お知らせ • Dec 03
MetroCity Bankshares, Inc. (NasdaqGS:MCBS) completed the acquisition of First IC Corporation (OTCPK:FIEB) from a group of shareholders for approximately $200 million.
MetroCity Bankshares, Inc. (NasdaqGS:MCBS) signed a letter of intent to acquire First IC Corporation (OTCPK:FIEB) from a group of shareholders on January 24, 2025. MetroCity Bankshares, Inc. (NasdaqGS:MCBS) signed a definitive merger agreement to acquire First IC Corporation (OTCPK:FIEB) from a group of shareholders for approximately $210 million on March 16, 2025. Under the agreement, MetroCity Bankshares will acquire First IC and First IC Bank, in a cash and stock transaction. First IC shareholders will receive 3.38 million shares of MetroCity common stock and $111.97 million in cash, subject to adjustment, for total consideration consisting of approximately 46% stock and 54% cash. Based on the closing price of MetroCity common stock of $27.78 per share on March 14, 2025, the implied purchase price is $22.71 per First IC common share, with an aggregate transaction value of approximately $206 million and exchange ratio is set at 0.3732 shares of MCBS stock for each FIEB share. Holders of First IC stock options will be cashed out. The agreement provides that a termination fee of $8,239,563 will be payable by FIEB in connection with the termination of the Merger.
The merger is expected to close in the fourth quarter of 2025, subject to satisfaction of customary closing conditions, including receipt of required regulatory approvals including the approval of the Board of Governors of the Federal Reserve System, the Federal Deposit Insurance Corporation, and the Georgia Department of Banking and Finance, the effectiveness of the registration statement on Form S-4 to be filed with the U.S. Securities and Exchange Commission (“SEC”) by MCBS in connection with the transactions contemplated by the Reorganization Agreement, the listing of the shares of MCBS Common Stock issuable pursuant to the Merger on Nasdaq, subject to official notice of issuance. Each party’s obligation to complete the Merger is also subject to additional customary conditions, including, among others and approval by the shareholders of First IC. The merger was unanimously approved by the Boards of Directors of both companies.
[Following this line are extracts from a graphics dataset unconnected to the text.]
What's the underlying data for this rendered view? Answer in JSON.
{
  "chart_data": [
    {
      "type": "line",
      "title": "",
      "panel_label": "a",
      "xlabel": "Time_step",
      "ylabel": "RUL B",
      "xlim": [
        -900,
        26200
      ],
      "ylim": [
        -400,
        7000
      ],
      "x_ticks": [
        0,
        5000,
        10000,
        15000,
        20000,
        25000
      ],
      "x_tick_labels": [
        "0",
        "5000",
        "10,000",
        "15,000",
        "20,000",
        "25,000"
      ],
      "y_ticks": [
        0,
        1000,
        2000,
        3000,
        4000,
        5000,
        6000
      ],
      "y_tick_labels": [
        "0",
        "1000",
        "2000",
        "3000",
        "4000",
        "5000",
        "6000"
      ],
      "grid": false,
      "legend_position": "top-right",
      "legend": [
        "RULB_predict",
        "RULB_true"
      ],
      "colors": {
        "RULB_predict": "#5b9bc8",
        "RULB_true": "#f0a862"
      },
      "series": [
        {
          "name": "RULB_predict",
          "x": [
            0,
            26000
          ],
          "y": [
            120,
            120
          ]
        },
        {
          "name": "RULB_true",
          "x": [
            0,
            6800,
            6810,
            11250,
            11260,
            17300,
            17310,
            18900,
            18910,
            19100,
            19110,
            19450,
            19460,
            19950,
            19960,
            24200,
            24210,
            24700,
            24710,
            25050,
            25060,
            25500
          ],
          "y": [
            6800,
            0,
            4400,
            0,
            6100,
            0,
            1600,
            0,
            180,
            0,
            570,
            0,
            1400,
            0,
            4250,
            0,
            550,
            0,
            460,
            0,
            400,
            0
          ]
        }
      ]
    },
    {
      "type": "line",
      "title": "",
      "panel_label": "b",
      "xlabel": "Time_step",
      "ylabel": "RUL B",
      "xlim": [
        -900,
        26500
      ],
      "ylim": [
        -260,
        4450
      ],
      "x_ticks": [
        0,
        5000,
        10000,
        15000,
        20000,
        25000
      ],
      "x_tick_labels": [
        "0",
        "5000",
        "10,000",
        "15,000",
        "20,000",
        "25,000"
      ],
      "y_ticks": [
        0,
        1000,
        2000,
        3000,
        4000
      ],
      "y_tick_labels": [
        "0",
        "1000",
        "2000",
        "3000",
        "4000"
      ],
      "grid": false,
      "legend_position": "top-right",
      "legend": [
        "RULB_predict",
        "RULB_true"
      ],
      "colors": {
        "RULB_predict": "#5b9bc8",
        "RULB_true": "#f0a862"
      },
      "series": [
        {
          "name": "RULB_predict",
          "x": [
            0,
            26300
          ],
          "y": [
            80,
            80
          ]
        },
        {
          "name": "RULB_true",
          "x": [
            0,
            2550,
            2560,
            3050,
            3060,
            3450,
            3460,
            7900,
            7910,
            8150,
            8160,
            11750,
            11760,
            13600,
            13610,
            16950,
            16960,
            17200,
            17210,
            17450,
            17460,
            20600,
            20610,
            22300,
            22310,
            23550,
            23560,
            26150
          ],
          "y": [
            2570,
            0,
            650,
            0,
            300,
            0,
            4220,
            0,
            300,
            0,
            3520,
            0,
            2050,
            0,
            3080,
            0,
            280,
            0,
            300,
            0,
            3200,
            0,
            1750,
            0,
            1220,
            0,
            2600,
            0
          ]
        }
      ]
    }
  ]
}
As of July 15, 2025, MCBS and Metro City Bank received of all required regulatory approvals and non-objections. In addition, on July 15, 2025, First IC’s shareholders voted to approve the Reorganization Agreement and the transactions contemplated thereby, including the Merger. On November 14, 2025, it was announced that the transaction is expected to be completed on December 1, 2025, subject to the satisfaction or waiver of the remaining customary closing conditions.
Hillworth Bank Partners acted as financial advisor to MetroCity and rendered a fairness opinion to its board of directors. Peter G. Weinstock and Beth A. Whitaker of Hunton Andrews Kurth LLP served as legal counsels to MetroCity. Stephens Inc. acted as financial advisor to First IC and rendered a fairness opinion to its board of directors. Stephens is entitled to receive from First IC reimbursement of Stephens’ expenses and a fee in the amount of $2,950,000 for its services as financial advisor to First IC, a significant portion of which is contingent upon the consummation of the proposed merger. Stephens also received a fee of $750,000 from First IC upon rendering its fairness opinion. Mark C. Kanaly and David S. Park of Alston & Bird LLP served as legal counsels to First IC. Computershare Trust Company, N.A. acted as exchange agent to MetroCity.
MetroCity Bankshares, Inc. (NasdaqGS:MCBS) completed the acquisition of First IC Corporation (OTCPK:FIEB) from a group of shareholders for approximately $200 million on December 1, 2025. Pursuant to the terms of the transaction, each share of FIEB common stock was converted into the right to receive, without interest, 0.3729 shares of MCBS common stock and $12.19 in cash.